God's compassion, visible most profoundly in Christ, is good news, and it might cause us to ask how and where we "encounter" God. In our friends and neighbours, Scripture and song, and bread and wine. As we celebrate Eucharist this morning, maybe there is something (complaint, concern, issue, whatever) that you need to bring to God, a place within you that you need God to enter, transform, and make whole; I encourage you to bring that to God, to the foot of the cross, and to ask for what you need today.

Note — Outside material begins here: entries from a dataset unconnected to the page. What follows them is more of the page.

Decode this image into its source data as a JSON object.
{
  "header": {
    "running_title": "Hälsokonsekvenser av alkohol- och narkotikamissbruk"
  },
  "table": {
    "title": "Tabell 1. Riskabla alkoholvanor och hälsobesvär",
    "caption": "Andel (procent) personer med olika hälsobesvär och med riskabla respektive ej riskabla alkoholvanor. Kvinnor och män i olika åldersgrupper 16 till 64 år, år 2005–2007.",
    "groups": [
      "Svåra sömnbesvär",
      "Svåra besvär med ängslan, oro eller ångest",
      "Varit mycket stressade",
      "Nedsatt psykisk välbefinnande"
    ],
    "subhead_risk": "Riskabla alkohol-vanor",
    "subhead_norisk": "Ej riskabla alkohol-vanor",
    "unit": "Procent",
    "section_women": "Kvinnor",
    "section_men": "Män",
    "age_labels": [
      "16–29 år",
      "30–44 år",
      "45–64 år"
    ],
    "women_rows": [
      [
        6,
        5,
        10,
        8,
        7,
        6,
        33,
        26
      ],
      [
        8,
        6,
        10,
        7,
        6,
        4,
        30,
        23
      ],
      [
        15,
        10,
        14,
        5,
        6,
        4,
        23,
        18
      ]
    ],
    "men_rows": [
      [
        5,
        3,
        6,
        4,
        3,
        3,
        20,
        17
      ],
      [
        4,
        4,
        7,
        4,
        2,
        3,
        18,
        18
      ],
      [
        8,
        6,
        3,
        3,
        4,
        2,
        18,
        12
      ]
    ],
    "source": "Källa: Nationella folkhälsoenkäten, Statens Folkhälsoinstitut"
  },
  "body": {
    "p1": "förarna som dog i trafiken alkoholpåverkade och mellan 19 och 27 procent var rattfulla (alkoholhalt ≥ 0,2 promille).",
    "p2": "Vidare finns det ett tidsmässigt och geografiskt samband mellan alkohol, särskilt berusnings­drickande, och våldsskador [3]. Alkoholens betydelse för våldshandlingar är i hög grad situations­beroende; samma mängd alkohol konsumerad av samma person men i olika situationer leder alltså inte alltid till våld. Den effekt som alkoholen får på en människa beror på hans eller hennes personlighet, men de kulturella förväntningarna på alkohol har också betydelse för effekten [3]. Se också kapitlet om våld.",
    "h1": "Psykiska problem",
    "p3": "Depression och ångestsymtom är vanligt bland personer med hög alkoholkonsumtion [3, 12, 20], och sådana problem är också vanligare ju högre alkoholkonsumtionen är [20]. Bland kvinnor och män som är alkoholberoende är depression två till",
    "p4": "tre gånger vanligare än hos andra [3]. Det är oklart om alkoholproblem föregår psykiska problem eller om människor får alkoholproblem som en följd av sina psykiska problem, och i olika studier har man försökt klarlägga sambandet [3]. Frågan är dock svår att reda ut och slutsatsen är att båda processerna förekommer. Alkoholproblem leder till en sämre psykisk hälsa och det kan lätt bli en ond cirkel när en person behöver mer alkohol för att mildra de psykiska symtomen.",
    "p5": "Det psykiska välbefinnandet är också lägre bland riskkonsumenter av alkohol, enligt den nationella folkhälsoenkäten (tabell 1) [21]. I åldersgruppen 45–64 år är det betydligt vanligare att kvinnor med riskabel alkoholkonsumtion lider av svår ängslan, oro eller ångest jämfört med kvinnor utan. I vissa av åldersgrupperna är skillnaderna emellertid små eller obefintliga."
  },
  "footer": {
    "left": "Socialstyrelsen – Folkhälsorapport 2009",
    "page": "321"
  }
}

But there's another side of all this to ponder. If compassion is Jesus' posture toward humanity, toward you and me is compassion, and if are a people committed to following in the footsteps of Jesus, then compassion, or acts of compassion, to and for our one another and our neighbours, particular those who reside on the religious, social and political fringes, is a vital Christian practice, perhaps non-negotiable even. Jesus' acts of compassion weren't nice shows of emotion; they were political and social acts that illuminated and railed against all that was wrong (next out the section "The Compassion of Jesus" in Walter Brueggemann's book The Prophetic Imagination for more).

We live in a historical moment where we need more compassion, where we need to be more compassionate. Acts of compassion towards those around us and toward each other have the power to illuminate and critique that which dehumanizes and ushers forth transformation.

In his book The Prophetic Imagination, Walter Brueggemann says, "[T]he one thing the dominant culture cannot tolerate or co-opt is compassion, the ability to stand in solidarity with the victims of the present order. It can manage charity and good intentions, but it has no way to resist solidarity with pain or grief… The imperial consciousness lives by its capacity to still the groans and to go on with business as usual as though none were hurting and there were no groans (reminds me of the Act Party). If the groans become audible, if they can be heard in the streets and markets and courts, then the consciousness of domination is already jeopardized… Newness comes precisely from expressed pain. Suffering made audible and visible produces hope, articulated grief is the gate of newness, and the history of Jesus is the history of entering into the pain and giving it voice."

Can we, as individuals and as a community, better live lives of compassion and solidarity? We need to be a community that appropriately hears the cries of our friends and neighbours and, with unwavering hope, stands with them—compassionately standing in and with broken lives, with people reeling from their missed opportunities and shattered dreams, with communities living in the aftermath of stolen land and broken promises. This morning, may the God of compassion meet us in our place of need, restore and heal us, and, as God does, inspire us to meet those around us in the same way.